Informant: There’s this hotel in Boulder, Colorado, it’s like a thing, it’s actually, there’s a thing in Boulder Colorado where this room, it’s 314, I think it’s 314, um, has like, some weird ghostly connection to things. So, um, I was on this thing called the Banjo Billy’s Bus tour, it’s a thing, um, and, he was talking about how in room 314 of the music hall in Boulder, there was like some sort of suicide or something and then in the boulder hotel, not sure what the actual name is but it’s like a very known hotel for ghost stories, and um, in room 314 there was a woman or some sort of suicide and then a woman tried to kill herself with chloroform and then a man tried to kill himself—a bunch of people tried to kill themselves in that room.

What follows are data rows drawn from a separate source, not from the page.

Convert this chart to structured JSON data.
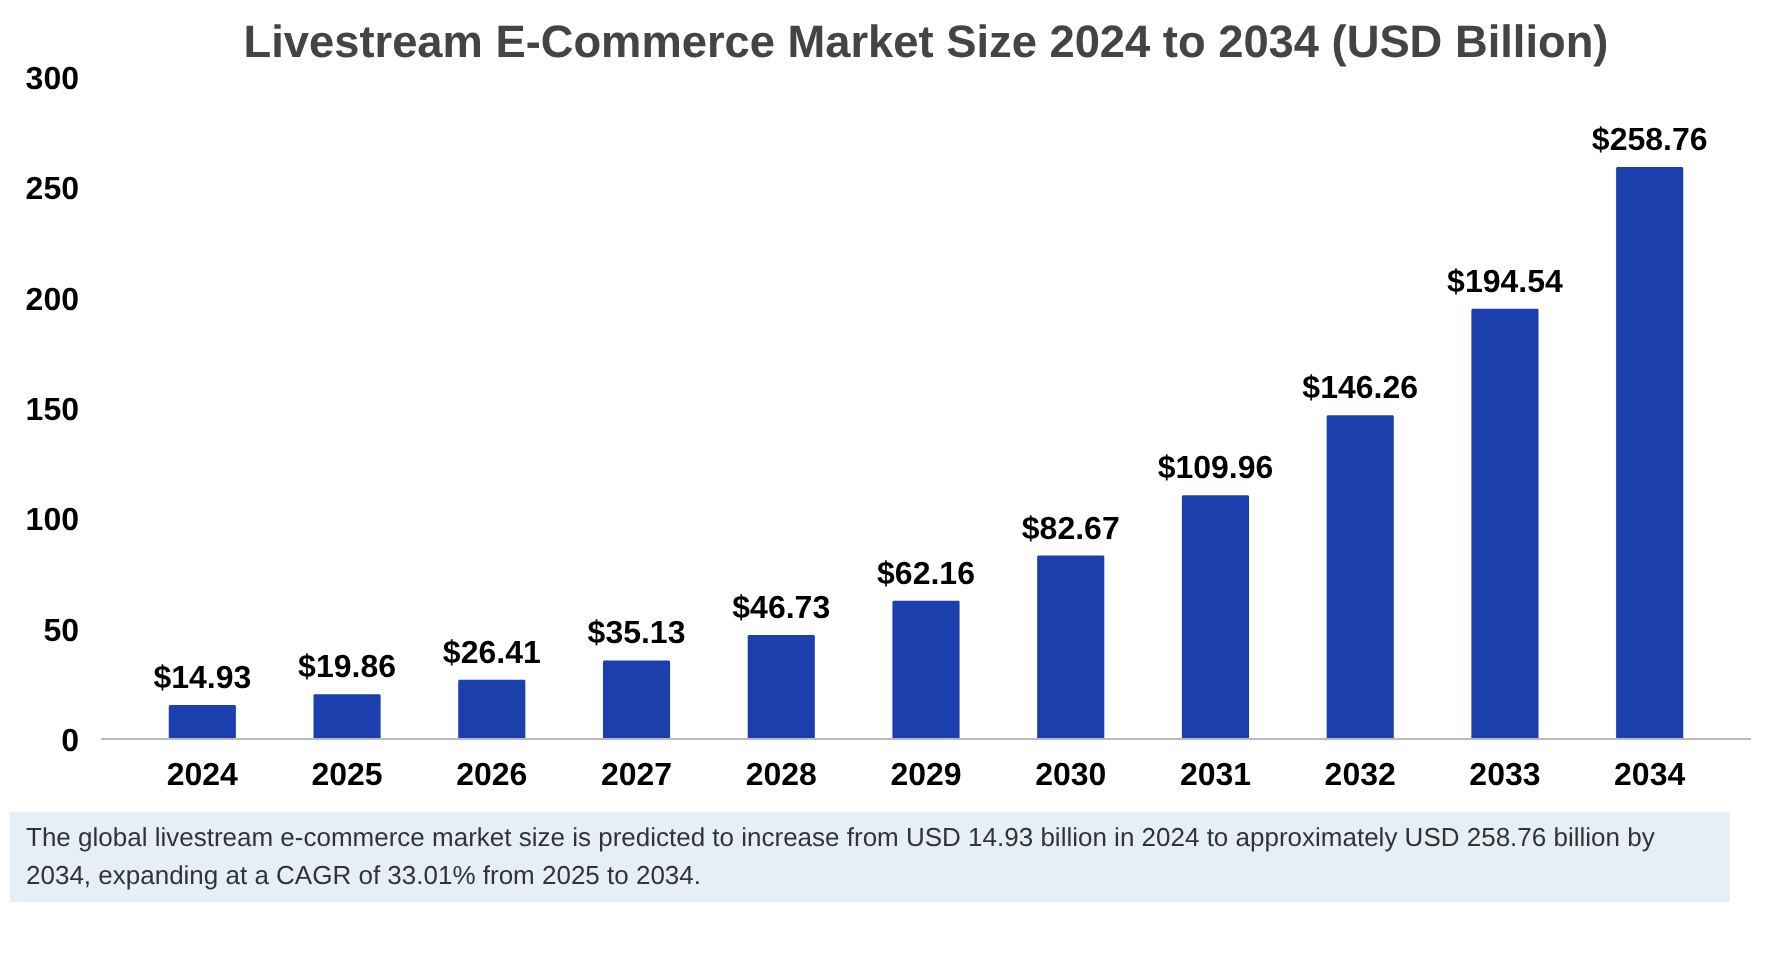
{
  "chart_data": {
    "type": "bar",
    "title": "Livestream E-Commerce Market Size 2024 to 2034 (USD Billion)",
    "categories": [
      "2024",
      "2025",
      "2026",
      "2027",
      "2028",
      "2029",
      "2030",
      "2031",
      "2032",
      "2033",
      "2034"
    ],
    "values": [
      14.93,
      19.86,
      26.41,
      35.13,
      46.73,
      62.16,
      82.67,
      109.96,
      146.26,
      194.54,
      258.76
    ],
    "value_labels": [
      "$14.93",
      "$19.86",
      "$26.41",
      "$35.13",
      "$46.73",
      "$62.16",
      "$82.67",
      "$109.96",
      "$146.26",
      "$194.54",
      "$258.76"
    ],
    "color": "#1c3fae",
    "ylim": [
      0,
      300
    ],
    "yticks": [
      0,
      50,
      100,
      150,
      200,
      250,
      300
    ],
    "grid": false,
    "annotations": [
      "The global livestream e-commerce market size is predicted to increase from USD 14.93 billion in 2024 to approximately USD 258.76 billion by 2034, expanding at a CAGR of 33.01% from 2025 to 2034."
    ]
  }
}
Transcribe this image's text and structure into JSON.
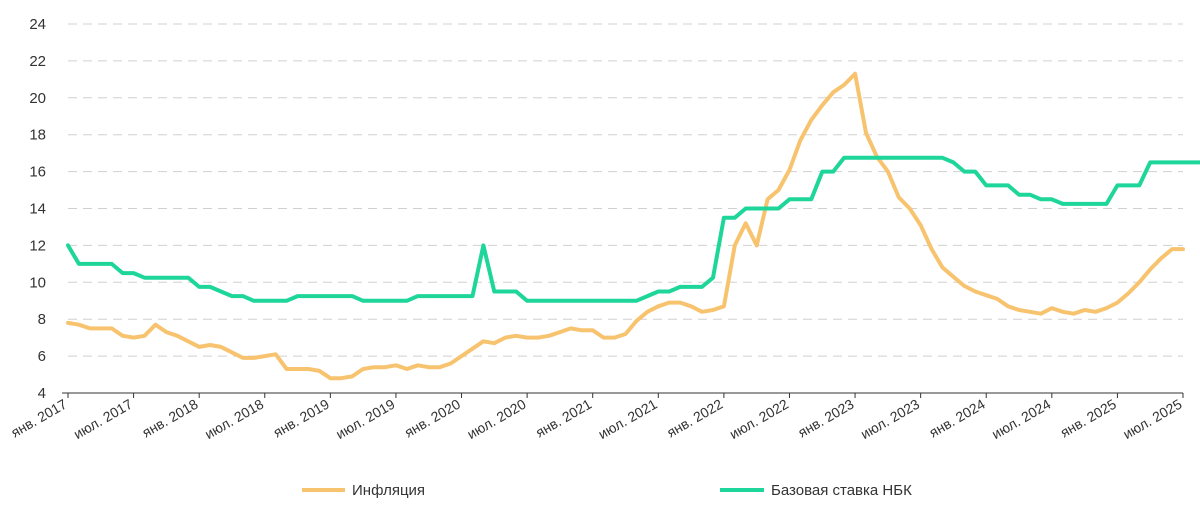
{
  "chart_data": {
    "type": "line",
    "title": "",
    "xlabel": "",
    "ylabel": "",
    "ylim": [
      4,
      24
    ],
    "yticks": [
      4,
      6,
      8,
      10,
      12,
      14,
      16,
      18,
      20,
      22,
      24
    ],
    "grid": true,
    "legend_position": "bottom",
    "x_tick_labels": [
      "янв. 2017",
      "июл. 2017",
      "янв. 2018",
      "июл. 2018",
      "янв. 2019",
      "июл. 2019",
      "янв. 2020",
      "июл. 2020",
      "янв. 2021",
      "июл. 2021",
      "янв. 2022",
      "июл. 2022",
      "янв. 2023",
      "июл. 2023",
      "янв. 2024",
      "июл. 2024",
      "янв. 2025",
      "июл. 2025"
    ],
    "x_start": "2017-01",
    "series": [
      {
        "name": "Инфляция",
        "color": "#F7C36F",
        "values": [
          7.8,
          7.7,
          7.5,
          7.5,
          7.5,
          7.1,
          7.0,
          7.1,
          7.7,
          7.3,
          7.1,
          6.8,
          6.5,
          6.6,
          6.5,
          6.2,
          5.9,
          5.9,
          6.0,
          6.1,
          5.3,
          5.3,
          5.3,
          5.2,
          4.8,
          4.8,
          4.9,
          5.3,
          5.4,
          5.4,
          5.5,
          5.3,
          5.5,
          5.4,
          5.4,
          5.6,
          6.0,
          6.4,
          6.8,
          6.7,
          7.0,
          7.1,
          7.0,
          7.0,
          7.1,
          7.3,
          7.5,
          7.4,
          7.4,
          7.0,
          7.0,
          7.2,
          7.9,
          8.4,
          8.7,
          8.9,
          8.9,
          8.7,
          8.4,
          8.5,
          8.7,
          12.0,
          13.2,
          12.0,
          14.5,
          15.0,
          16.1,
          17.7,
          18.8,
          19.6,
          20.3,
          20.7,
          21.3,
          18.1,
          16.8,
          16.0,
          14.6,
          14.0,
          13.1,
          11.8,
          10.8,
          10.3,
          9.8,
          9.5,
          9.3,
          9.1,
          8.7,
          8.5,
          8.4,
          8.3,
          8.6,
          8.4,
          8.3,
          8.5,
          8.4,
          8.6,
          8.9,
          9.4,
          10.0,
          10.7,
          11.3,
          11.8,
          11.8
        ]
      },
      {
        "name": "Базовая ставка НБК",
        "color": "#1ED699",
        "values": [
          12.0,
          11.0,
          11.0,
          11.0,
          11.0,
          10.5,
          10.5,
          10.25,
          10.25,
          10.25,
          10.25,
          10.25,
          9.75,
          9.75,
          9.5,
          9.25,
          9.25,
          9.0,
          9.0,
          9.0,
          9.0,
          9.25,
          9.25,
          9.25,
          9.25,
          9.25,
          9.25,
          9.0,
          9.0,
          9.0,
          9.0,
          9.0,
          9.25,
          9.25,
          9.25,
          9.25,
          9.25,
          9.25,
          12.0,
          9.5,
          9.5,
          9.5,
          9.0,
          9.0,
          9.0,
          9.0,
          9.0,
          9.0,
          9.0,
          9.0,
          9.0,
          9.0,
          9.0,
          9.25,
          9.5,
          9.5,
          9.75,
          9.75,
          9.75,
          10.25,
          13.5,
          13.5,
          14.0,
          14.0,
          14.0,
          14.0,
          14.5,
          14.5,
          14.5,
          16.0,
          16.0,
          16.75,
          16.75,
          16.75,
          16.75,
          16.75,
          16.75,
          16.75,
          16.75,
          16.75,
          16.75,
          16.5,
          16.0,
          16.0,
          15.25,
          15.25,
          15.25,
          14.75,
          14.75,
          14.5,
          14.5,
          14.25,
          14.25,
          14.25,
          14.25,
          14.25,
          15.25,
          15.25,
          15.25,
          16.5,
          16.5,
          16.5,
          16.5,
          16.5,
          16.5,
          16.5
        ]
      }
    ]
  }
}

And when you go to that room, like when we went to that room after the tour, we were standing there and then you could feel like a rush of like chills, and then my mom and I were waiting for the elevator because it was on the third floor and I don’t know why we didn’t just go down the stairs and everyone had already gone down the elevator and we heard footsteps and nobody was there so we ran down the stairs. Fun story!

 

Informant is a sophomore at the University of Southern California. She is studying Narrative Studies and plans to have a minor in Songwriting. She is from a suburb outside of Chicago, Illinois. I spoke to her while we were eating lunch at my sorority house one day. We were sitting together with some of my other informants. Much of what she told me was learned from her own experiences.

 

This is an interesting ghost story, and you can see the connection between the numbers in this story and others. Many haunted rooms are on a floor with the number 13 in them, and this has that flipped around, but these numbers are often found having to do with haunted places. It seems that many hotels have stories about people dying in them.